Let me explain why I think that could help break through the wall of ugly rhetoric.
What we’re doing now doesn’t work.
This country’s current approach uses escalating levels of law enforcement against a problem that is not a criminal problem. It’s a human issue.
And the rhetoric just keeps getting uglier.
The Republican presidential front-runner routinely insults Mexico and Mexicans as the crowd cheers.
I have a different perspective.
I married an undocumented Mexican immigrant 27-and-a-half years ago. We were married two weeks after he came through hole in the fence.
My husband is a U.S. citizen now, has a masters from University of Arizona and teaches elementary school. Our daughter is all grown up, fully bilingual and absolutely beautiful.
We are one face of the new American family.
So I know this issue from both sides.
As a journalist, I was writing commentary about the border before I got married.
Since then, I've seen attitudes harden as the border was militarized. I've seen the corrosive impact of efforts to dehumanize migrants.
In 2010, Arizona’s SB 1070 made “attrition through enforcement” state policy and mandated police practices that were virtually guaranteed to result in racial profiling.
The vast majority of Latinos in Arizona were not – and are not -- undocumented. They have deep roots here. They helped build this state.
But respect for their cultural heritage, language and contributions was considered acceptable collateral damage by border hard-liners who insisted we had to be "protected" from Mexico and Mexicans.
Respect for human life suffered, too.
I’ve written about the deaths of migrants crossing the border, and received messages from readers who say those who cross the border illegally deserve to die.
I was called “scum” for marrying a Mexican.

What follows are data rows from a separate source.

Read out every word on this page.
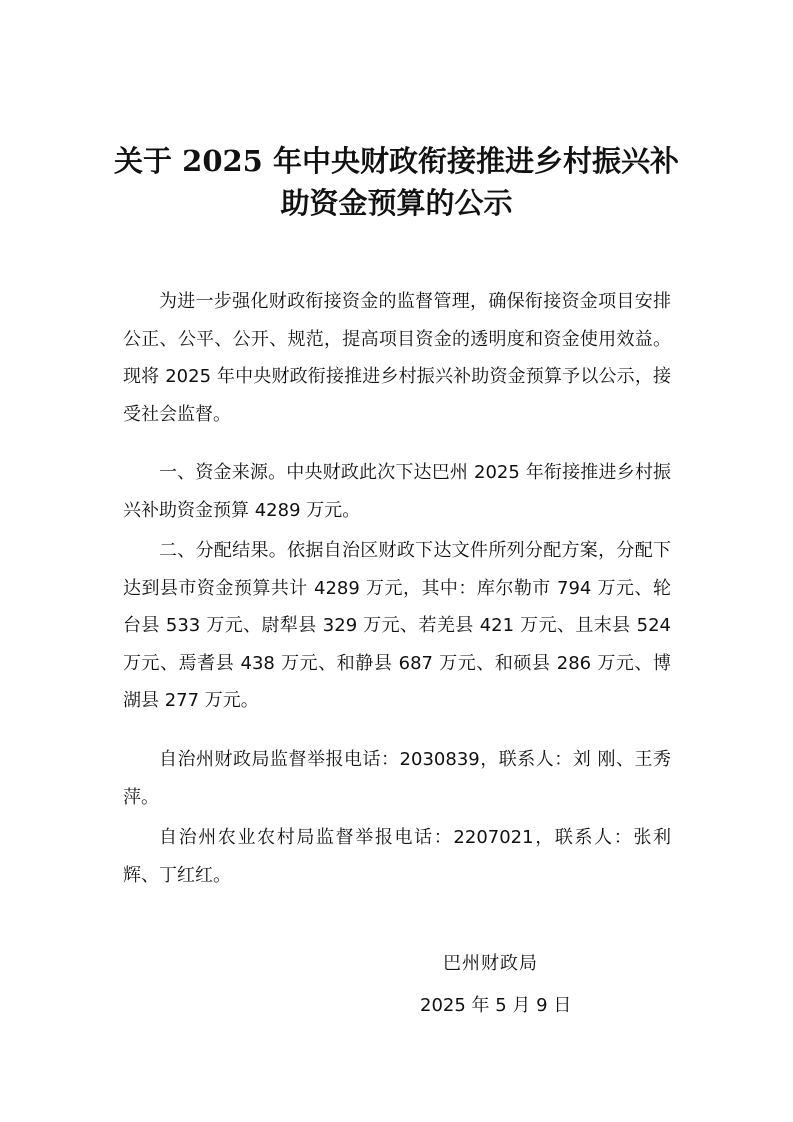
关于 2025 年中央财政衔接推进乡村振兴补
助资金预算的公示

为进一步强化财政衔接资金的监督管理，确保衔接资金项目安排公正、公平、公开、规范，提高项目资金的透明度和资金使用效益。现将 2025 年中央财政衔接推进乡村振兴补助资金预算予以公示，接受社会监督。

一、资金来源。中央财政此次下达巴州 2025 年衔接推进乡村振兴补助资金预算 4289 万元。

二、分配结果。依据自治区财政下达文件所列分配方案，分配下达到县市资金预算共计 4289 万元，其中：库尔勒市 794 万元、轮台县 533 万元、尉犁县 329 万元、若羌县 421 万元、且末县 524 万元、焉耆县 438 万元、和静县 687 万元、和硕县 286 万元、博湖县 277 万元。

自治州财政局监督举报电话：2030839，联系人：刘 刚、王秀萍。

自治州农业农村局监督举报电话：2207021，联系人：张利辉、丁红红。

巴州财政局
2025 年 5 月 9 日
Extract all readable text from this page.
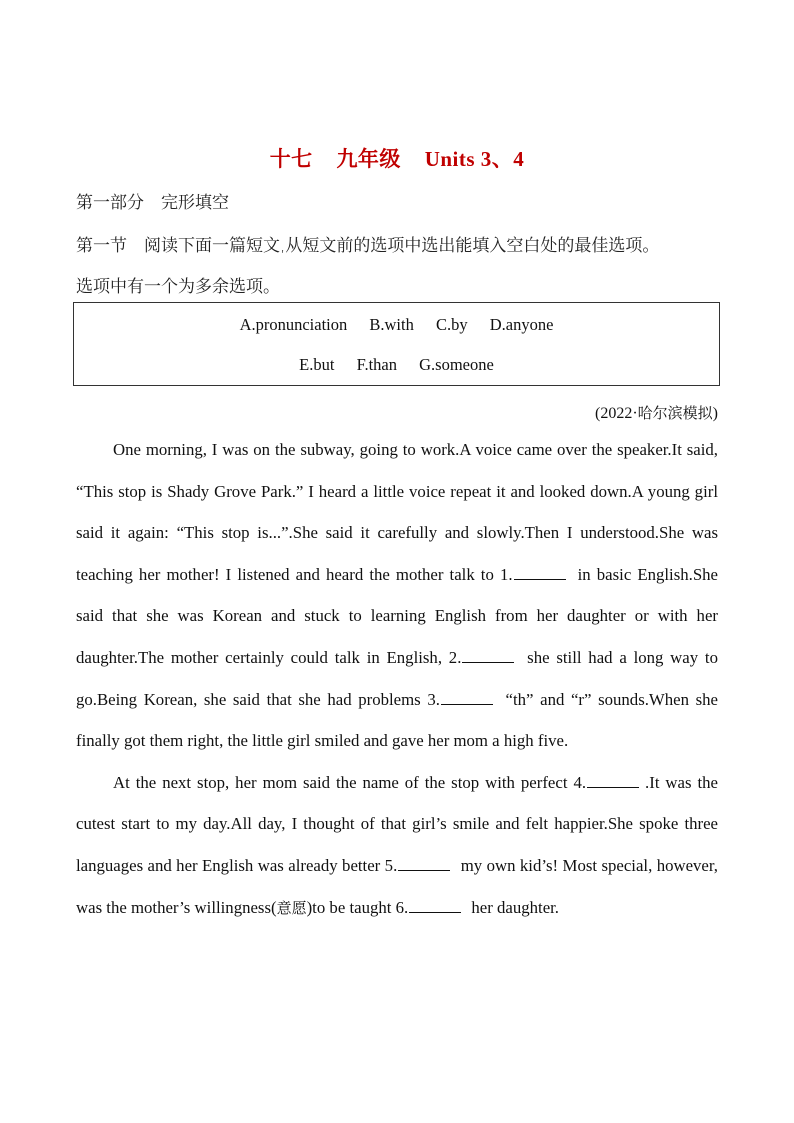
十七 九年级 Units 3、4
第一部分　完形填空
第一节　阅读下面一篇短文,从短文前的选项中选出能填入空白处的最佳选项。
选项中有一个为多余选项。
A.pronunciation B.with C.by D.anyone
E.but F.than G.someone
(2022·哈尔滨模拟)

One morning, I was on the subway, going to work.A voice came over the speaker.It said, “This stop is Shady Grove Park.” I heard a little voice repeat it and looked down.A young girl said it again: “This stop is...”.She said it carefully and slowly.Then I understood.She was teaching her mother! I listened and heard the mother talk to 1.	in basic English.She said that she was Korean and stuck to learning English from her daughter or with her daughter.The mother certainly could talk in English, 2.	she still had a long way to go.Being Korean, she said that she had problems 3.	“th” and “r” sounds.When she finally got them right, the little girl smiled and gave her mom a high five.

At the next stop, her mom said the name of the stop with perfect 4.	.It was the cutest start to my day.All day, I thought of that girl’s smile and felt happier.She spoke three languages and her English was already better 5.	my own kid’s! Most special, however, was the mother’s willingness(意愿)to be taught 6.	her daughter.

Such hatred typifies the extreme voices that hijacked a badly needed discussion about immigration reform.
It feeds on fear and anger – the most negative and poisonous of human emotions.

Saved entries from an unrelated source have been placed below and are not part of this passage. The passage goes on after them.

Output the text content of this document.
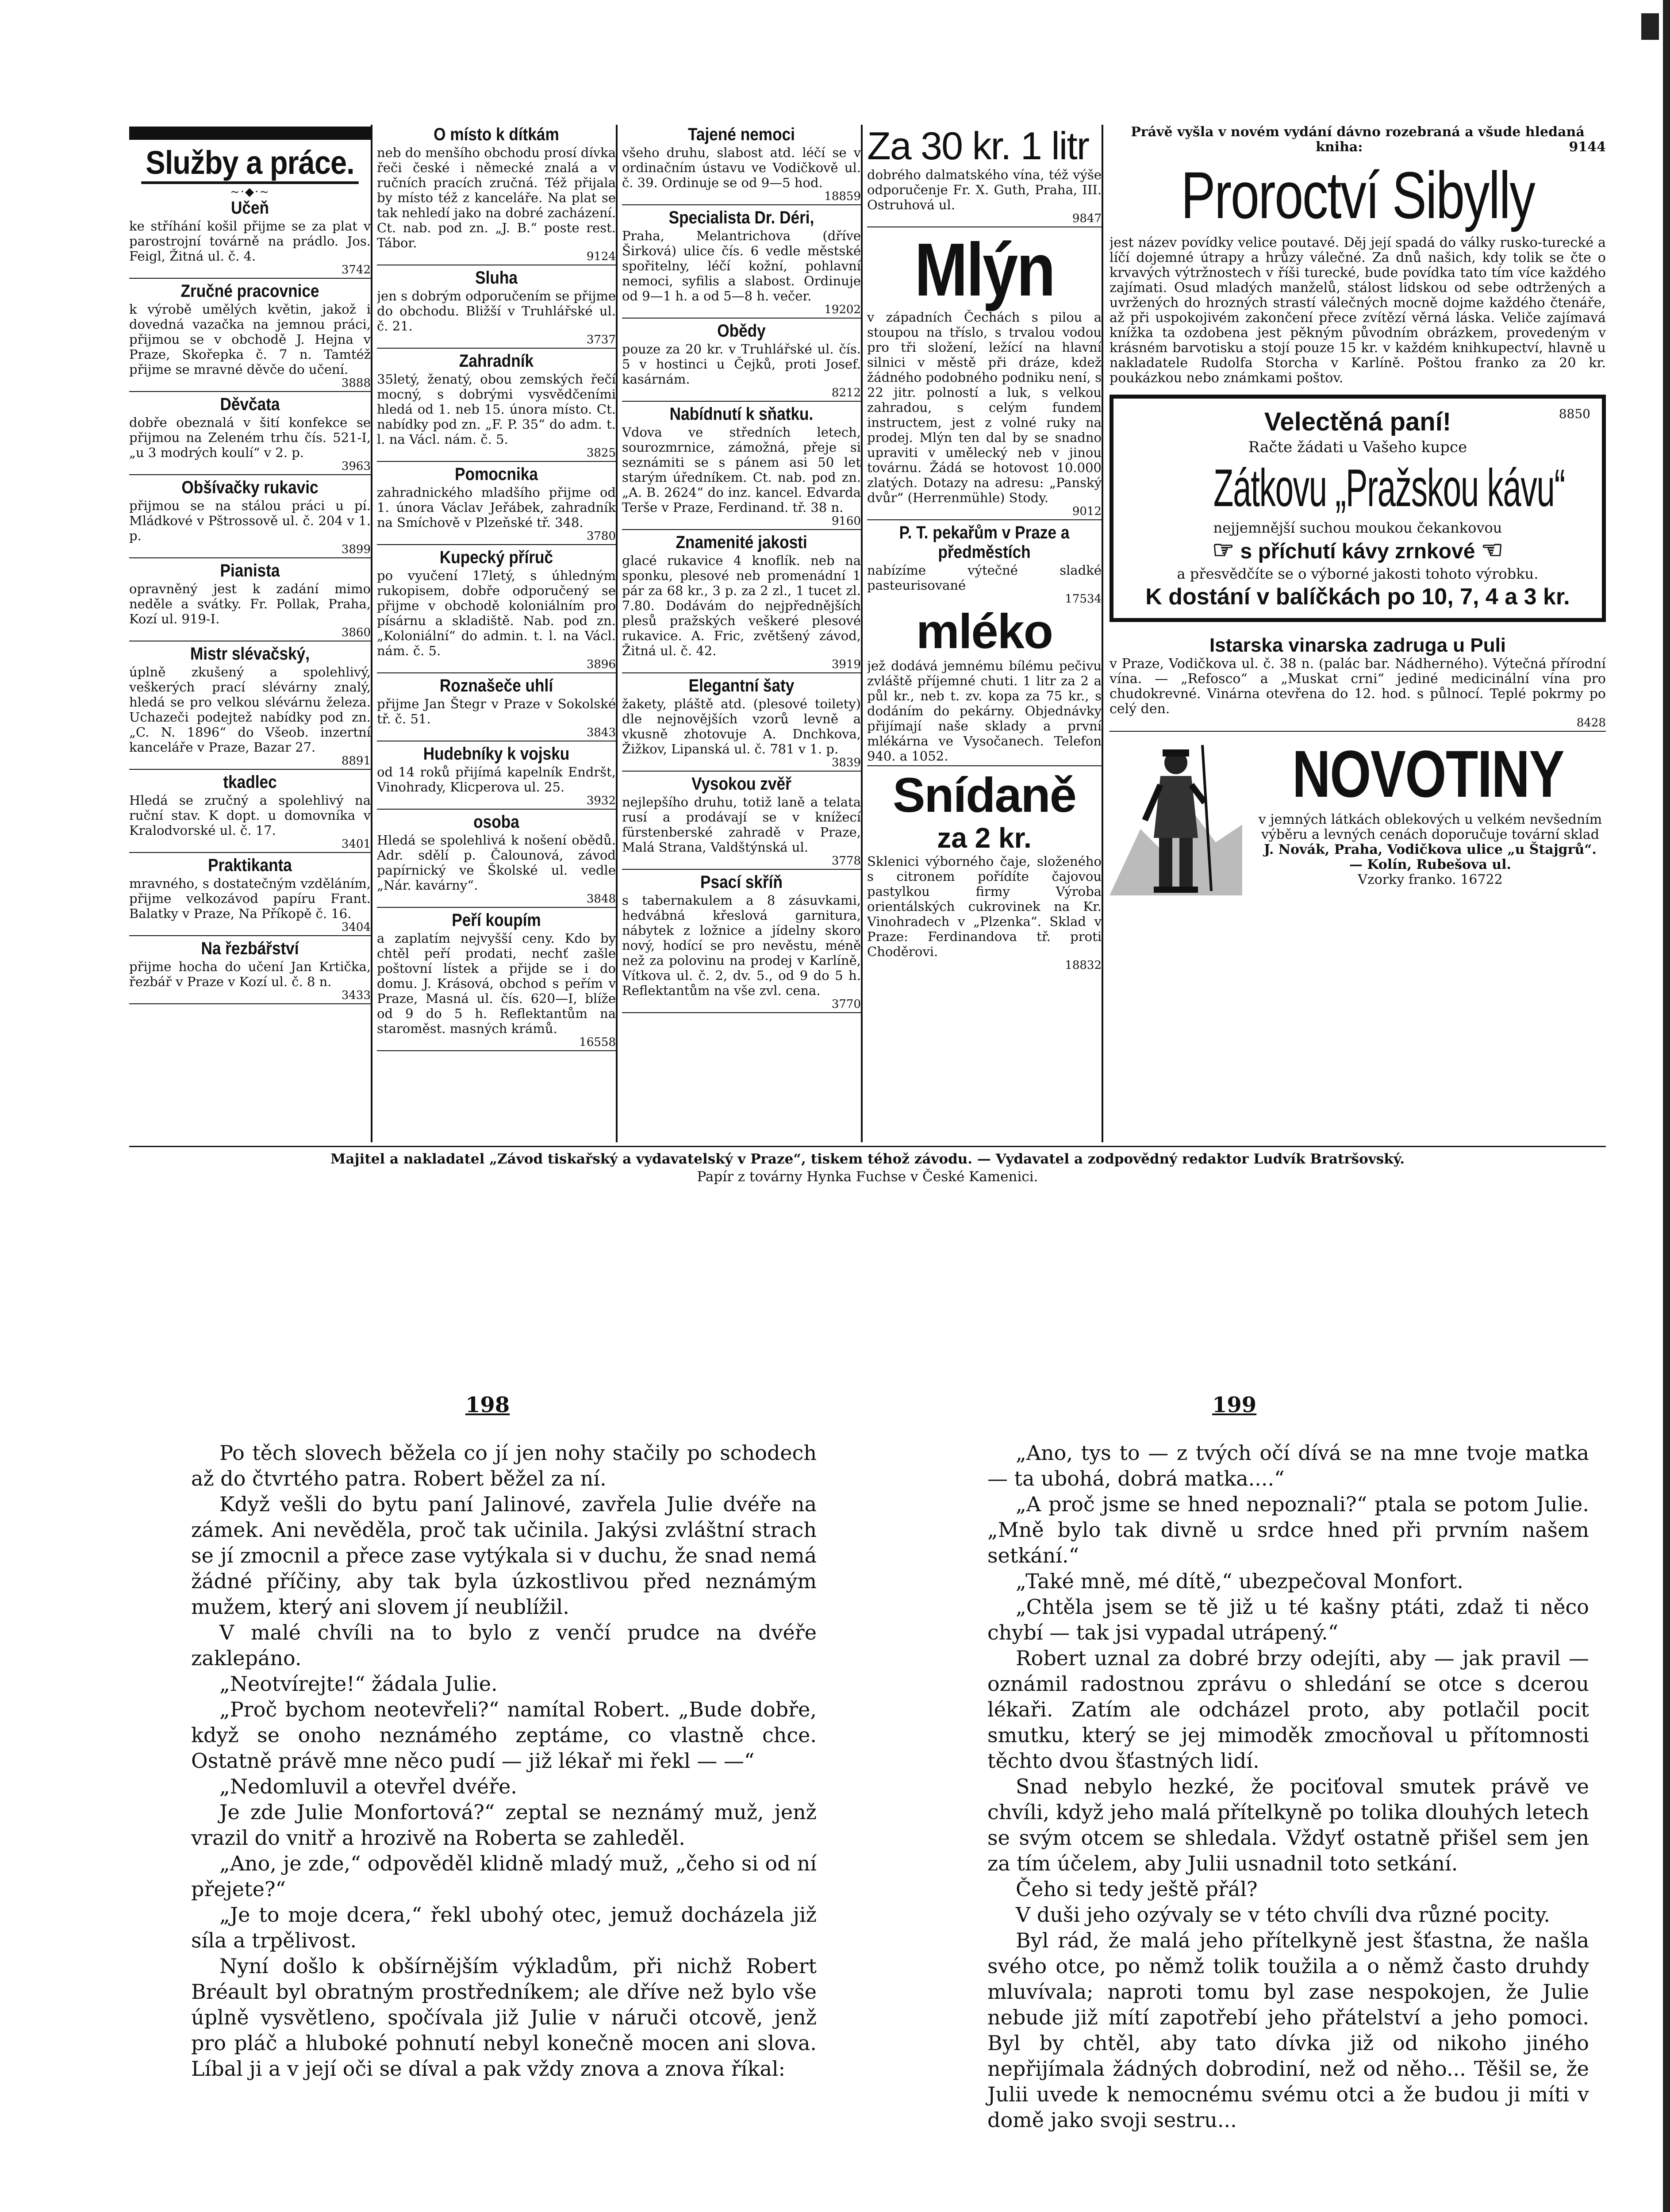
Služby a práce.
~·◆·~
Učeň
ke stříhání košil přijme se za plat v parostrojní továrně na prádlo. Jos. Feigl, Žitná ul. č. 4.
3742
Zručné pracovnice
k výrobě umělých květin, jakož i dovedná vazačka na jemnou práci, přijmou se v obchodě J. Hejna v Praze, Skořepka č. 7 n. Tamtéž přijme se mravné děvče do učení.
3888
Děvčata
dobře obeznalá v šití konfekce se přijmou na Zeleném trhu čís. 521-I, „u 3 modrých koulí“ v 2. p.
3963
Obšívačky rukavic
přijmou se na stálou práci u pí. Mládkové v Pštrossově ul. č. 204 v 1. p.
3899
Pianista
opravněný jest k zadání mimo neděle a svátky. Fr. Pollak, Praha, Kozí ul. 919-I.
3860
Mistr slévačský,
úplně zkušený a spolehlivý, veškerých prací slévárny znalý, hledá se pro velkou slévárnu železa. Uchazeči podejtež nabídky pod zn. „C. N. 1896“ do Všeob. inzertní kanceláře v Praze, Bazar 27.
8891
tkadlec
Hledá se zručný a spolehlivý na ruční stav. K dopt. u domovníka v Kralodvorské ul. č. 17.
3401
Praktikanta
mravného, s dostatečným vzděláním, přijme velkozávod papíru Frant. Balatky v Praze, Na Příkopě č. 16.
3404
Na řezbářství
přijme hocha do učení Jan Krtička, řezbář v Praze v Kozí ul. č. 8 n.
3433
O místo k dítkám
neb do menšího obchodu prosí dívka řeči české i německé znalá a v ručních pracích zručná. Též přijala by místo též z kanceláře. Na plat se tak nehledí jako na dobré zacházení. Ct. nab. pod zn. „J. B.“ poste rest. Tábor.
9124
Sluha
jen s dobrým odporučením se přijme do obchodu. Bližší v Truhlářské ul. č. 21.
3737
Zahradník
35letý, ženatý, obou zemských řečí mocný, s dobrými vysvědčeními hledá od 1. neb 15. února místo. Ct. nabídky pod zn. „F. P. 35“ do adm. t. l. na Václ. nám. č. 5.
3825
Pomocnika
zahradnického mladšího přijme od 1. února Václav Jeřábek, zahradník na Smíchově v Plzeňské tř. 348.
3780
Kupecký příruč
po vyučení 17letý, s úhledným rukopisem, dobře odporučený se přijme v obchodě koloniálním pro písárnu a skladiště. Nab. pod zn. „Koloniální“ do admin. t. l. na Václ. nám. č. 5.
3896
Roznašeče uhlí
přijme Jan Štegr v Praze v Sokolské tř. č. 51.
3843
Hudebníky k vojsku
od 14 roků přijímá kapelník Endršt, Vinohrady, Klicperova ul. 25.
3932
osoba
Hledá se spolehlivá k nošení obědů. Adr. sdělí p. Čalounová, závod papírnický ve Školské ul. vedle „Nár. kavárny“.
3848
Peří koupím
a zaplatím nejvyšší ceny. Kdo by chtěl peří prodati, nechť zašle poštovní lístek a přijde se i do domu. J. Krásová, obchod s peřím v Praze, Masná ul. čís. 620—I, blíže od 9 do 5 h. Reflektantům na staroměst. masných krámů.
16558
Tajené nemoci
všeho druhu, slabost atd. léčí se v ordinačním ústavu ve Vodičkově ul. č. 39. Ordinuje se od 9—5 hod.
18859
Specialista Dr. Déri,
Praha, Melantrichova (dříve Širková) ulice čís. 6 vedle městské spořitelny, léčí kožní, pohlavní nemoci, syfilis a slabost. Ordinuje od 9—1 h. a od 5—8 h. večer.
19202
Obědy
pouze za 20 kr. v Truhlářské ul. čís. 5 v hostinci u Čejků, proti Josef. kasárnám.
8212
Nabídnutí k sňatku.
Vdova ve středních letech, sourozmrnice, zámožná, přeje si seznámiti se s pánem asi 50 let starým úředníkem. Ct. nab. pod zn. „A. B. 2624“ do inz. kancel. Edvarda Terše v Praze, Ferdinand. tř. 38 n.
9160
Znamenité jakosti
glacé rukavice 4 knoflík. neb na sponku, plesové neb promenádní 1 pár za 68 kr., 3 p. za 2 zl., 1 tucet zl. 7.80. Dodávám do nejpřednějších plesů pražských veškeré plesové rukavice. A. Fric, zvětšený závod, Žitná ul. č. 42.
3919
Elegantní šaty
žakety, pláště atd. (plesové toilety) dle nejnovějších vzorů levně a vkusně zhotovuje A. Dnchkova, Žižkov, Lipanská ul. č. 781 v 1. p.
3839
Vysokou zvěř
nejlepšího druhu, totiž laně a telata rusí a prodávají se v knížecí fürstenberské zahradě v Praze, Malá Strana, Valdštýnská ul.
3778
Psací skříň
s tabernakulem a 8 zásuvkami, hedvábná křeslová garnitura, nábytek z ložnice a jídelny skoro nový, hodící se pro nevěstu, méně než za polovinu na prodej v Karlíně, Vítkova ul. č. 2, dv. 5., od 9 do 5 h. Reflektantům na vše zvl. cena.
3770
Za 30 kr. 1 litr
dobrého dalmatského vína, též výše odporučenje Fr. X. Guth, Praha, III. Ostruhová ul.
9847
Mlýn
v západních Čechách s pilou a stoupou na tříslo, s trvalou vodou pro tři složení, ležící na hlavní silnici v městě při dráze, kdež žádného podobného podniku není, s 22 jitr. polností a luk, s velkou zahradou, s celým fundem instructem, jest z volné ruky na prodej. Mlýn ten dal by se snadno upraviti v umělecký neb v jinou továrnu. Žádá se hotovost 10.000 zlatých. Dotazy na adresu: „Panský dvůr“ (Herrenmühle) Stody.
9012
P. T. pekařům v Praze a předměstích
nabízíme výtečné sladké pasteurisované
17534
mléko
jež dodává jemnému bílému pečivu zvláště příjemné chuti. 1 litr za 2 a půl kr., neb t. zv. kopa za 75 kr., s dodáním do pekárny. Objednávky přijímají naše sklady a první mlékárna ve Vysočanech. Telefon 940. a 1052.
Snídaně
za 2 kr.
Sklenici výborného čaje, složeného s citronem pořídíte čajovou pastylkou firmy Výroba orientálských cukrovinek na Kr. Vinohradech v „Plzenka“. Sklad v Praze: Ferdinandova tř. proti Choděrovi.
18832
Právě vyšla v novém vydání dávno rozebraná a všude hledaná kniha:	9144
Proroctví Sibylly
jest název povídky velice poutavé. Děj její spadá do války rusko-turecké a líčí dojemné útrapy a hrůzy válečné. Za dnů našich, kdy tolik se čte o krvavých výtržnostech v říši turecké, bude povídka tato tím více každého zajímati. Osud mladých manželů, stálost lidskou od sebe odtržených a uvržených do hrozných strastí válečných mocně dojme každého čtenáře, až při uspokojivém zakončení přece zvítězí věrná láska. Veliče zajímavá knížka ta ozdobena jest pěkným původním obrázkem, provedeným v krásném barvotisku a stojí pouze 15 kr. v každém knihkupectví, hlavně u nakladatele Rudolfa Storcha v Karlíně. Poštou franko za 20 kr. poukázkou nebo známkami poštov.
8850
Velectěná paní!
Račte žádati u Vašeho kupce
Zátkovu „Pražskou kávu“
nejjemnější suchou moukou čekankovou
☞ s příchutí kávy zrnkové ☜
a přesvědčíte se o výborné jakosti tohoto výrobku.
K dostání v balíčkách po 10, 7, 4 a 3 kr.
Istarska vinarska zadruga u Puli
v Praze, Vodičkova ul. č. 38 n. (palác bar. Nádherného). Výtečná přírodní vína. — „Refosco“ a „Muskat crni“ jediné medicinální vína pro chudokrevné. Vinárna otevřena do 12. hod. s půlnocí. Teplé pokrmy po celý den.
8428
NOVOTINY
v jemných látkách oblekových u velkém nevšedním výběru a levných cenách doporučuje tovární sklad
J. Novák, Praha, Vodičkova ulice „u Štajgrů“. — Kolín, Rubešova ul.
Vzorky franko. 16722
Majitel a nakladatel „Závod tiskařský a vydavatelský v Praze“, tiskem téhož závodu. — Vydavatel a zodpovědný redaktor Ludvík Bratršovský.
Papír z továrny Hynka Fuchse v České Kamenici.
198	199

Po těch slovech běžela co jí jen nohy stačily po schodech až do čtvrtého patra. Robert běžel za ní.

Když vešli do bytu paní Jalinové, zavřela Julie dvéře na zámek. Ani nevěděla, proč tak učinila. Jakýsi zvláštní strach se jí zmocnil a přece zase vytýkala si v duchu, že snad nemá žádné příčiny, aby tak byla úzkostlivou před neznámým mužem, který ani slovem jí neublížil.

V malé chvíli na to bylo z venčí prudce na dvéře zaklepáno.

„Neotvírejte!“ žádala Julie.

„Proč bychom neotevřeli?“ namítal Robert. „Bude dobře, když se onoho neznámého zeptáme, co vlastně chce. Ostatně právě mne něco pudí — již lékař mi řekl — —“

„Nedomluvil a otevřel dvéře.

Je zde Julie Monfortová?“ zeptal se neznámý muž, jenž vrazil do vnitř a hrozivě na Roberta se zahleděl.

„Ano, je zde,“ odpověděl klidně mladý muž, „čeho si od ní přejete?“

„Je to moje dcera,“ řekl ubohý otec, jemuž docházela již síla a trpělivost.

Nyní došlo k obšírnějším výkladům, při nichž Robert Bréault byl obratným prostředníkem; ale dříve než bylo vše úplně vysvětleno, spočívala již Julie v náruči otcově, jenž pro pláč a hluboké pohnutí nebyl konečně mocen ani slova. Líbal ji a v její oči se díval a pak vždy znova a znova říkal:

„Ano, tys to — z tvých očí dívá se na mne tvoje matka — ta ubohá, dobrá matka....“

„A proč jsme se hned nepoznali?“ ptala se potom Julie. „Mně bylo tak divně u srdce hned při prvním našem setkání.“

„Také mně, mé dítě,“ ubezpečoval Monfort.

„Chtěla jsem se tě již u té kašny ptáti, zdaž ti něco chybí — tak jsi vypadal utrápený.“

Robert uznal za dobré brzy odejíti, aby — jak pravil — oznámil radostnou zprávu o shledání se otce s dcerou lékaři. Zatím ale odcházel proto, aby potlačil pocit smutku, který se jej mimoděk zmocňoval u přítomnosti těchto dvou šťastných lidí.

Snad nebylo hezké, že pociťoval smutek právě ve chvíli, když jeho malá přítelkyně po tolika dlouhých letech se svým otcem se shledala. Vždyť ostatně přišel sem jen za tím účelem, aby Julii usnadnil toto setkání.

Čeho si tedy ještě přál?

V duši jeho ozývaly se v této chvíli dva různé pocity.

Byl rád, že malá jeho přítelkyně jest šťastna, že našla svého otce, po němž tolik toužila a o němž často druhdy mluvívala; naproti tomu byl zase nespokojen, že Julie nebude již mítí zapotřebí jeho přátelství a jeho pomoci. Byl by chtěl, aby tato dívka již od nikoho jiného nepřijímala žádných dobrodiní, než od něho... Těšil se, že Julii uvede k nemocnému svému otci a že budou ji míti v domě jako svoji sestru...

But I don’t think it represents the majority of Americans. I think a lot of people go along because they don’t know much about Mexico. It’s easy to fear the unknown.
So I wrote my love story.
When I see the positive impact my husband has on the lives of his students and their families, I know that he's one more immigrant helping to make this country of immigrants better.
It's an old and beautiful story.
When I got to know my husband’s family in Mexico – when I watched his family and my family get to know and love each other – I witnessed the most positive and nourishing of human emotions.
My mother, my sister and my nephew went with us to visit my mother-in-law one winter. It was an ill-fated trip. The first night, flood waters forced the entire rural village to evacuate to a small hill in the middle of agricultural fields.
I and my American family were of little help to those stranded on that hill while their homes filled up with muddy water.
But we were welcomed -- even by those we’d never met. They kept us safe.
Years later, on subsequent visits, people I didn’t remember would ask “How’s your mother?” and “How’s your sister?” and "How's the boy?" They kept us in their prayers.
That story is an antidote to the ugly rhetoric about migrants.
It’s one of many very personal stories I share in my book, “Crossing the Line: A Marriage across Borders.”
It gives love a chance to take a swing at the lies being heaped on Mexico and Mexicans.